Training an AI model from scratch, even with existing datasets and help from friends, can be quite challenging. As we’ve seen in Understanding Neural Networks and Building Neural Networks on FPGAs, implementing the simplest embedded AI pipeline on hardware contains stumbling blocks every step of the way.
In this article, we’re going to look at a relatively new platform that does all of the heavy lifting for us, leaving the AI training complexities and convoluted compilation process to the experts. We’ll be experimenting with Edge Impulse using the Renesas RA8D1 evaluation kit for real-time edge AI image detection.
Upon entering the website you’ll, very quickly, discover a nice, relatively simple interface. It’s also a bonus that we get to log in using existing external accounts (e.g. Google) versus having to create a whole new account. We can do the complete model training from scratch or upload a model ourselves:
I prefer to take the model upload route because I know what I’m getting into. This is definitely the most advanced route but, luckily, I’ve prepared an example for you already here: https://gitlab.com/ai-examples/digit-recognition. Per the README you will need to install the pip package requirements using:
pip install -r requirements.txt
And then run:
python train_mnist.py
This will generate an onnx model for you that you can use to upload.
You can also run:
python test_mnist.py
to observe the model training results as well.
Running:
python generate_sample_images.py
generates a sample set of images that we will need to provide Edge Impulse for testing later on.
We can also add some test vectors in NumPy format (which was an artifact generated when we ran the above commands). Go ahead and upload the mnist_representative.npy file as well underneath the onnx upload button. At this point, the interface will provide progress to indicate that the model is being processed.
In the next step, we’ll need to fill in the model settings:
You can also take the opportunity to test your model using their platform (i.e. instead of running test_mnist.py from the repository). To do that, grab a sample image from the mnist_test_images folder (after you ran the commands above):
In this case, the results show it’s most likely a 7 (which is correct):
At this point, we can save the model and continue to the next step: deployment. In between configuring your model and deployment you can do all sorts of testing, retraining, or classification. Feel free to experiment with these features and play around with all the tools. For the purpose of this tutorial, we’re going to focus on the deployment to hardware next.

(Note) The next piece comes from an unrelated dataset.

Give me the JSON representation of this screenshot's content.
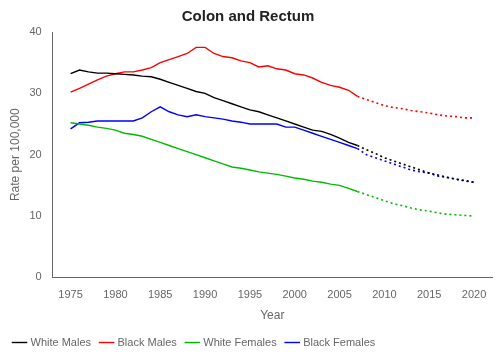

Before hitting the “Build” button in the deployment section, you can test the model on your computer with a camera or even your smartphone:
This example shows the model correctly being identified as the number “7.” This was done using my smartphone camera to take an image of a hand-drawn picture of the number seven.
After testing with your webcam or mobile phone, make sure you’ve selected the correct target board (the Renesas EK-RA8D1 in our case) and then hit the “Build” button. After the build process completes (which can take a while) you will be provided with a ZIP package containing all the necessary flash files to load up your development kit:
Keep in mind that you will need the J-Link software installed on your machine. At this point, you should be ready to plug in your board and run the flashing script. The folks at Edge Impulse were very thoughtful in that they provided us with flashing scripts for all three common operating systems: Windows, MacOS, and Linux. Run the “flash_” script per your operating system after plugging in your board. It will take a minute or two to flash the board but as soon as that happens you’ll see the screen refresh with a no-frills set of stats and camera display. Note: if the camera display is black, that probably means you forgot to take the cap off the camera.
I started off by placing my handwritten numbers (the same one tested with my smartphone camera) in front of the camera:
It’s hard to make it out in the image but each number has an associated decimal value that represents the likeliness it is that number. A score of 0 means it’s unlikely; a score of 1 means a perfect match (i.e. 0-100%). In this case, the value of 7 takes the win of the highest percentage but not with a definitive 1.00. Upon testing more handwritten values, I soon discovered that my model was off. I even tested it again against the smartphone camera version:
The model was clearly not as good as I thought. Was it my training data? Maybe my dataset wasn’t large enough? Perhaps my handwriting just didn’t match MNIST sample sets? These are all questions beyond the scope of this tutorial but it just goes to show that training AI/ML models are not as simple as we think (let alone trying to get them working on hardware). Regardless, it was still a fascinating and incredibly entertaining experience getting a fully working image-based AI/ML model working in such a tiny microprocessor chip.
Getting started with the Renesas RA8D1 Evaluation Kit and Edge Impulse offered a surprisingly smooth entry into AI at the edge. Even though training and deploying models can present challenges (e.g. dataset quality and model accuracy) the process is now more accessible than ever thanks to user-friendly tools such as Edge Impulse. Whether you're uploading a pre-trained model or training from scratch, this evaluation kit makes real-time image detection on edge devices a moderately achievable task. It's a great way to explore the power of AI at the edge and learn the real-world challenges faced with getting models up and running on hardware.